Only a very simplified version of Buddhist philosophy is presented here. If the topic interests you and you'd like to learn more, the following materials were consulted in the writing of this post. It might be a good place to start for anyone interested in reading more and discovering their own unique perspective on this topic.

The interpretations in this post are in no way endorsed by the sources and authors listed below.

  • Bhikkhu Bodhi. (2005). In the Buddha's Words: An Anthology of Discourses from the Pāli Canon. Boston: Wisdom Publications.
  • Canada's Parliament Passes Assisted Suicide Bill. (2016, June 18). BBC News. Retrieved from http://www.bbc.com/news/world-us-canada-36566214.
  • Harvey, Peter. (2000). An Introduction to Buddhist Ethics: Foundations, Values and Issues. Cambridge: Cambridge University Press.
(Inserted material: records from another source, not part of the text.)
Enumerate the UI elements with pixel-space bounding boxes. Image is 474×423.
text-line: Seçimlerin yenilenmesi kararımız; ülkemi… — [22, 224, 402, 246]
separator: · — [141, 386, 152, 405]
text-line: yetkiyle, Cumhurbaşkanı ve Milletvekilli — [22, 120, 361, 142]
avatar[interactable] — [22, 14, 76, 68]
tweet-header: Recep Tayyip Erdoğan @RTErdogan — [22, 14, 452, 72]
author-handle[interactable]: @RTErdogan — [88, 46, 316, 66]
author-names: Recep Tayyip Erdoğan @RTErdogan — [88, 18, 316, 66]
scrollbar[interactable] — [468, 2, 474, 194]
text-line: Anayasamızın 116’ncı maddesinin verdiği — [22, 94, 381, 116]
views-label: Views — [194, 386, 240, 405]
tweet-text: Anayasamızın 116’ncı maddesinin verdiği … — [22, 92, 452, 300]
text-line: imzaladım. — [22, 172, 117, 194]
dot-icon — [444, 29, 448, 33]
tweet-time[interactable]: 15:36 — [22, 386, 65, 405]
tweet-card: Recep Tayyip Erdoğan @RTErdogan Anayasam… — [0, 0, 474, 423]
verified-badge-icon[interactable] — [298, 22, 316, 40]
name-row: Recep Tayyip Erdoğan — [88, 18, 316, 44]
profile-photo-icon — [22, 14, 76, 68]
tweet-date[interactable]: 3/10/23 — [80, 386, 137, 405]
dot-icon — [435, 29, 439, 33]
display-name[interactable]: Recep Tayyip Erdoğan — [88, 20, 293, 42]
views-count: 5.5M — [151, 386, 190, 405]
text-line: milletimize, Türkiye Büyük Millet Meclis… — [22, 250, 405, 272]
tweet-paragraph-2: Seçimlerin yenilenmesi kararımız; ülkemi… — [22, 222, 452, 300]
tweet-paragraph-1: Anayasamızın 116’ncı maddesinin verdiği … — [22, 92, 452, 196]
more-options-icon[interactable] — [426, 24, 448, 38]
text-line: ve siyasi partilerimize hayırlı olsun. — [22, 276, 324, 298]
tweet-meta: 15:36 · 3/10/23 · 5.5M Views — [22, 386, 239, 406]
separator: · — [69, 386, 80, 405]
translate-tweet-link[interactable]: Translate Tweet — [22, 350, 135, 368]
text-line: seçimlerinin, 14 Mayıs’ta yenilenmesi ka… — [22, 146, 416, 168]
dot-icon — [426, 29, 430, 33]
  • Keown, D. (1996). Buddhism: A Very Short Introduction. Oxford: Oxford University Press.
  • Keown, D. (2005). Buddhist Ethics: A Very Short Introduction. Oxford: Oxford University Press.
  • Perrett, R. W. (1996). Buddhism, Euthanasia and the Sanctity of Life. Journal of Medical Ethics, 309-313.
  • Schafer, A. (2013). Physician Assisted Suicide: The Great Canadian Euthanasia Debate. International Journal of Law and Psychiatry, 522-531.
  • Van der Heide, A. (2013). Assisted suicide and euthanasia. In M. J. Aminoff, F. Boller, & D. F. Swaab, Handbook of Clinical Neurology (Vol. 118, pp. 181-189). Amsterdam: Elsevier.